Looking to work their way around collecting sales tax in California, Amazon filed a petition for a referendum with the California attorney general’s office.
The referendum would ask California voters in February 2012 to overturn a new state law requiring online companies or affiliates to collect sales tax, according to the Los Angeles Times.
Though Amazon is not required to collect sales tax in states where they do not have a physical presence, new laws in states like California require online retailers to collect sales tax if affiliates operating in the state lead customers to buy products online.
As a result, Amazon cut off all their affiliate programs in several states, including Colorado, Illinois, and recently California.
But California officials are stating that Amazon’s break with affiliate programs does not exclude them from their tax responsibility, which is approximated to be $83 million.
Because of online retailers like Amazon, California estimates that about $1.2 billion a year is lost in unpaid sales taxes. The new law could potentially bring in $317 million in state and local revenues, just in the first year alone, the Times reported. Subsequent years could rake in even higher earnings.

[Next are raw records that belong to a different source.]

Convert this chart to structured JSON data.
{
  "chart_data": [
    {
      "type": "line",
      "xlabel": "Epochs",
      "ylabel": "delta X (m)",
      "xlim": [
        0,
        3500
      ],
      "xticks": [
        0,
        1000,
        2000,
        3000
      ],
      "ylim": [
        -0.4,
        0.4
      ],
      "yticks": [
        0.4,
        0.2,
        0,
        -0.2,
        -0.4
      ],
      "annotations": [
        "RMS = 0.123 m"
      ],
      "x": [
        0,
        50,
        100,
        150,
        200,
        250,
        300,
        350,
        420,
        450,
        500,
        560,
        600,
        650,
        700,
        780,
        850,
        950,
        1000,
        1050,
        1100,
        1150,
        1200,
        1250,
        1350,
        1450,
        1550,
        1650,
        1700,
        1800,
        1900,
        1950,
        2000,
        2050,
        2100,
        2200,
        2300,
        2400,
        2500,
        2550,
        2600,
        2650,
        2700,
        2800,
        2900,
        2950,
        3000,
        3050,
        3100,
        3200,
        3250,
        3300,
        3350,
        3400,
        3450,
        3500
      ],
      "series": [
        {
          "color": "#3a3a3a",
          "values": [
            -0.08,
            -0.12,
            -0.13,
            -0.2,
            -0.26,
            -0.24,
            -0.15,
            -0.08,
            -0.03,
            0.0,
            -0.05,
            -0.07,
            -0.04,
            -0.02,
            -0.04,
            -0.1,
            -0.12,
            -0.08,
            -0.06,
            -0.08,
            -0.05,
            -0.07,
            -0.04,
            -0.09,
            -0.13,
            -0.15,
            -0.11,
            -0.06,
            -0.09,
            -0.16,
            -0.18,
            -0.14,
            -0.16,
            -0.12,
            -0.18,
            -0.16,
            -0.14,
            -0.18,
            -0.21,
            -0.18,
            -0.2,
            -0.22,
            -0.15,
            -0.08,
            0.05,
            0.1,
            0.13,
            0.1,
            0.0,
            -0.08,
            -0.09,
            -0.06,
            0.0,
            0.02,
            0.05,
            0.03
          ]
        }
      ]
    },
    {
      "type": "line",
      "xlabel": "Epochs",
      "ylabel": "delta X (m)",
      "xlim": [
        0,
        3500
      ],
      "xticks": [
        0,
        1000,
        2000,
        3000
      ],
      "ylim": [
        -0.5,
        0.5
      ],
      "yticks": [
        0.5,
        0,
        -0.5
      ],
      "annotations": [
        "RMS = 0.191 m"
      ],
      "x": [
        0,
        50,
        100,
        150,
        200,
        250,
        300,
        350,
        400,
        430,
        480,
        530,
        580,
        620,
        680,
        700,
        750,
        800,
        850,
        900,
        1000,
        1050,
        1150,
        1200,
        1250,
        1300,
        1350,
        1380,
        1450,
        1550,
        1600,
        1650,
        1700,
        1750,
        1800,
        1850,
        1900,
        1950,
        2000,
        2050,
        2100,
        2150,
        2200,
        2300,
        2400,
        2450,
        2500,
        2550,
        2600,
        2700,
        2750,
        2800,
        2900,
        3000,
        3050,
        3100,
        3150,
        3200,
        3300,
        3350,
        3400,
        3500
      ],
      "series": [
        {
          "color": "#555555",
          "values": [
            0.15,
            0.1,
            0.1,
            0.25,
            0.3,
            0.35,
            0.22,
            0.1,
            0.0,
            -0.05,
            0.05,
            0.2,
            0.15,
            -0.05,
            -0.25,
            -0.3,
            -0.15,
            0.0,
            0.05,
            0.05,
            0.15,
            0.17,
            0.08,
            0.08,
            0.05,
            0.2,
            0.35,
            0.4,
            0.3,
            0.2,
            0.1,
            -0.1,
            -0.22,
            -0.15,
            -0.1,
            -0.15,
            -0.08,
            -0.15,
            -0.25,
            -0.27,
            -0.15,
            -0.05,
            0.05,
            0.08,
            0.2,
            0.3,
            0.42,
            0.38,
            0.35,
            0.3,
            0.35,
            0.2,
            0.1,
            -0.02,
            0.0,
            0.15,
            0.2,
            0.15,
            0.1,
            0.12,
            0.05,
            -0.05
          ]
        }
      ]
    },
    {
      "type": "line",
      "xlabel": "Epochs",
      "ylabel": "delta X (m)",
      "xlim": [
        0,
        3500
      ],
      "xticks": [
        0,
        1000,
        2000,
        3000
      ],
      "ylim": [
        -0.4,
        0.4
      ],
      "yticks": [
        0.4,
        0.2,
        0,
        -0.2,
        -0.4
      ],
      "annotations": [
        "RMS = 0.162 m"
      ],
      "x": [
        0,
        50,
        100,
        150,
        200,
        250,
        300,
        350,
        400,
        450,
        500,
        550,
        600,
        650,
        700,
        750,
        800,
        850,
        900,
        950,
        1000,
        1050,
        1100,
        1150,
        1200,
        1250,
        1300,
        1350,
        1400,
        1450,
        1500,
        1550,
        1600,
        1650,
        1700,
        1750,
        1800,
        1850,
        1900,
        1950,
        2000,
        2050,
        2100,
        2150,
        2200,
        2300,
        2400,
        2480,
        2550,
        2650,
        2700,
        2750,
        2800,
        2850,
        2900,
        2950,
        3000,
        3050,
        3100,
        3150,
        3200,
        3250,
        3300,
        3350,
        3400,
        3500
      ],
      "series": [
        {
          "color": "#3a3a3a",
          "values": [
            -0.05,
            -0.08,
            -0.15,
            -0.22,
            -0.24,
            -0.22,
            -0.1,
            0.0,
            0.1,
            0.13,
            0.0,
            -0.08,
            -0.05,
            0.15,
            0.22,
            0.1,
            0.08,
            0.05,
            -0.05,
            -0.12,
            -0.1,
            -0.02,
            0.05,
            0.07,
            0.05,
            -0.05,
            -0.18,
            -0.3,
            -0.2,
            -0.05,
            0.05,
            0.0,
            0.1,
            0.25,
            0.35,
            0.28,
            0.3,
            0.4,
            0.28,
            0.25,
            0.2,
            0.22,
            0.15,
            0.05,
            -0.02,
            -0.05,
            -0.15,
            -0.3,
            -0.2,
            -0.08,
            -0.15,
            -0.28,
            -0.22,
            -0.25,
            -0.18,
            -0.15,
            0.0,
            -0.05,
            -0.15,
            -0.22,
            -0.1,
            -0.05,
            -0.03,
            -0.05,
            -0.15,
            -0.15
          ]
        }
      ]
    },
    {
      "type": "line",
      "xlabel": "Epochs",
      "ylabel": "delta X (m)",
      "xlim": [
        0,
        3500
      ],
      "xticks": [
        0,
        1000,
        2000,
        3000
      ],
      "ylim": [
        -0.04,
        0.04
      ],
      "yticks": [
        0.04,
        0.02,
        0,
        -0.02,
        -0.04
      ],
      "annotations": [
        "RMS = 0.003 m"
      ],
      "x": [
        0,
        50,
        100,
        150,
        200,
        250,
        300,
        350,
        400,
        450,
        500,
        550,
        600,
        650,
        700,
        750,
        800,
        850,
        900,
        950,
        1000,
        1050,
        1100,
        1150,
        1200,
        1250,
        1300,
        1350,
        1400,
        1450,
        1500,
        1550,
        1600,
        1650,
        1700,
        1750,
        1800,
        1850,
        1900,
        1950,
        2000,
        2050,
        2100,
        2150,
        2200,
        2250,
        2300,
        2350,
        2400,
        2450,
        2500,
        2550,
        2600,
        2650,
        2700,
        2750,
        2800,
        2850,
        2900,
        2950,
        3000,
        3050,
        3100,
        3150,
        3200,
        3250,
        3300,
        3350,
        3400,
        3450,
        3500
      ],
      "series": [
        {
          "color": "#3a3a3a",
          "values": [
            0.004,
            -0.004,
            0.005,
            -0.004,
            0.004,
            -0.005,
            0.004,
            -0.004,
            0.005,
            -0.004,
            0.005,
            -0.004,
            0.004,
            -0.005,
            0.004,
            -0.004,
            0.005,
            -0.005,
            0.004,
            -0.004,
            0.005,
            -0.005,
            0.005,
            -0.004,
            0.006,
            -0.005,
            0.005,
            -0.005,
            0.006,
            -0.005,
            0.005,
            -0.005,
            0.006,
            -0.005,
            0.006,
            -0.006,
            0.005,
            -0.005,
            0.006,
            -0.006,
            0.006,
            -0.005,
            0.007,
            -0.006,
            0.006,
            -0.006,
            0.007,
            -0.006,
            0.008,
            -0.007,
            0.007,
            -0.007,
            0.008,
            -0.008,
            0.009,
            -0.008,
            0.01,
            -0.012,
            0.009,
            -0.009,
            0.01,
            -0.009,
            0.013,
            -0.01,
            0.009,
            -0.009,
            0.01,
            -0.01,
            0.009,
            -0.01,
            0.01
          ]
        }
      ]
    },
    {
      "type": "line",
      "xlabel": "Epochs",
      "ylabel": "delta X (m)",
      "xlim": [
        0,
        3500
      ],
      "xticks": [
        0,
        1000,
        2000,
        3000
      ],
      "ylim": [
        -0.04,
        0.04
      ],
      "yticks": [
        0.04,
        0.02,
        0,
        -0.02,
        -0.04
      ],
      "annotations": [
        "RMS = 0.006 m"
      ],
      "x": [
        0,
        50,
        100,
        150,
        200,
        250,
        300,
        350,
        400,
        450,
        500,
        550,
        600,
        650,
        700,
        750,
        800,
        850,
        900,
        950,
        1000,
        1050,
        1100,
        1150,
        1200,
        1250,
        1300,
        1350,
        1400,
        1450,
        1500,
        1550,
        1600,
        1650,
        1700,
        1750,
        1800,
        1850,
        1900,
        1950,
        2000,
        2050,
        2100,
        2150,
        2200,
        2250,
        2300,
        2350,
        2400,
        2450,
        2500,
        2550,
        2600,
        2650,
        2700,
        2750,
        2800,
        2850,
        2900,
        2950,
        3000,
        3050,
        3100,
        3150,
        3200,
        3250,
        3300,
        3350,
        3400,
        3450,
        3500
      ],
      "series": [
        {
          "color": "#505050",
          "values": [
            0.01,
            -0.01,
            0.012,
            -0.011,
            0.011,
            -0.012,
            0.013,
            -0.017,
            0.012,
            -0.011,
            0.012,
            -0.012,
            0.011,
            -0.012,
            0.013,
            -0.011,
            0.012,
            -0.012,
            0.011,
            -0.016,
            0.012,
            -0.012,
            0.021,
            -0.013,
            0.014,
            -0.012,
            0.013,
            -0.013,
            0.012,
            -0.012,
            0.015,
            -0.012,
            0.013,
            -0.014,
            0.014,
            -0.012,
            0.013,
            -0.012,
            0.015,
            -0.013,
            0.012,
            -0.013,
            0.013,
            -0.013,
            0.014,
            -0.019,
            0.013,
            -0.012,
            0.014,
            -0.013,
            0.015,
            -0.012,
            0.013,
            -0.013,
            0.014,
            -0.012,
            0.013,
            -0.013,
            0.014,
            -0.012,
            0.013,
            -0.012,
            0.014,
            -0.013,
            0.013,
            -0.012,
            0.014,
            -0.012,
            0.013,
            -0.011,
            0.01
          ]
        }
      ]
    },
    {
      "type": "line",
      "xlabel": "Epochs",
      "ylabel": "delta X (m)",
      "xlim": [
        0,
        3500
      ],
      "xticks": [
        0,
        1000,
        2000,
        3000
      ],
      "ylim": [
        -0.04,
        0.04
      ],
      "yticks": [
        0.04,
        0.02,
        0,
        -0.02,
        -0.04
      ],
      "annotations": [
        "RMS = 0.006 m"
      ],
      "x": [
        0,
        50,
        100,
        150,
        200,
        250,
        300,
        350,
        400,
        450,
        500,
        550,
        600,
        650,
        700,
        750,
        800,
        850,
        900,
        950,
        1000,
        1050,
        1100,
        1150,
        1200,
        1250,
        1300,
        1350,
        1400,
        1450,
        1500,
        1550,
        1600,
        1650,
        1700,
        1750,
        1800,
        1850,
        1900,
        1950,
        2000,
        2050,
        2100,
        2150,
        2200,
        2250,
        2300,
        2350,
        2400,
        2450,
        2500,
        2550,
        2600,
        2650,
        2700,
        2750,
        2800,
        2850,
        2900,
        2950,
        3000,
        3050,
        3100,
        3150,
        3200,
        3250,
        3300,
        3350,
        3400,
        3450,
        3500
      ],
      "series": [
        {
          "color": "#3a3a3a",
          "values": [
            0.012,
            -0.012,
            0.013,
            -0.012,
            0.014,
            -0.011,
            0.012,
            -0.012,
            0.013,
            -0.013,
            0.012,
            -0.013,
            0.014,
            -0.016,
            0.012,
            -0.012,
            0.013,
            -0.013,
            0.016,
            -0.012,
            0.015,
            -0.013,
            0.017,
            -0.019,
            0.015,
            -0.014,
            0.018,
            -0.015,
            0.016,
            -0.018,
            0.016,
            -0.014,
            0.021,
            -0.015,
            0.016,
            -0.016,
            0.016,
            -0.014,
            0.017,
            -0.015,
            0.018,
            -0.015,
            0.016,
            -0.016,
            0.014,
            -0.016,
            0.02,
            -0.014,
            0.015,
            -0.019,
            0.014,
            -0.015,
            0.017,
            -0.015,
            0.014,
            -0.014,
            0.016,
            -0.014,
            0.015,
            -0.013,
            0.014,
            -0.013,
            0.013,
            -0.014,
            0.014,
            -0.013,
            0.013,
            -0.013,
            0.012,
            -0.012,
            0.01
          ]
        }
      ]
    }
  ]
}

“We’re going to fight it,” Larry Levin told the Times. Levin is a spokesman for state Senator Loni Hancock, an author of the sales tax bill signed into law by Govenor Jerry Brown.
“If Amazon wants to take on California businesses, large and small, from Eureka to the Mexican border, we’re ready for them.”
Paul Misener, the vice president of global public policy at Amazon, on the other hand, believes that “Californians deserve a voice and a choice about jobs, investment and the state’s economic future.”
Amazon has called the new tax law “unconstitutional and counterproductive.”
Brick-and-mortar competitors like Target, Wal-Mart, and Home Depot don’t agree with Amazon, however, and have reiterated their stance about the competitive disadvantage in the sales tax discrepancy. Retailers find it unfair that customers can save about 10 percent when buying online.
Kathryn Gallagher, a spokeswoman for Home Depot, told the Times, “We believe Amazon should collect sales tax because it levels the playing ground for all retailers, small and large.”
The chairman of Sears Holdings Corporation also previously stated that either all retailers should be required to collect sales tax or none at all.
But Amazon, seeking a competitive advantage, is hoping that their referendum would exclude them sales tax payment.
The online giant retailer will need to collect 504,760 valid signatures to qualify for a referendum by the end of September 2011 in order to put the ballot into voters' hands in February 2012.
Once it reaches voters, Amazon seems confident that the referendum would be widely favored, especially because it works to benefit the consumer.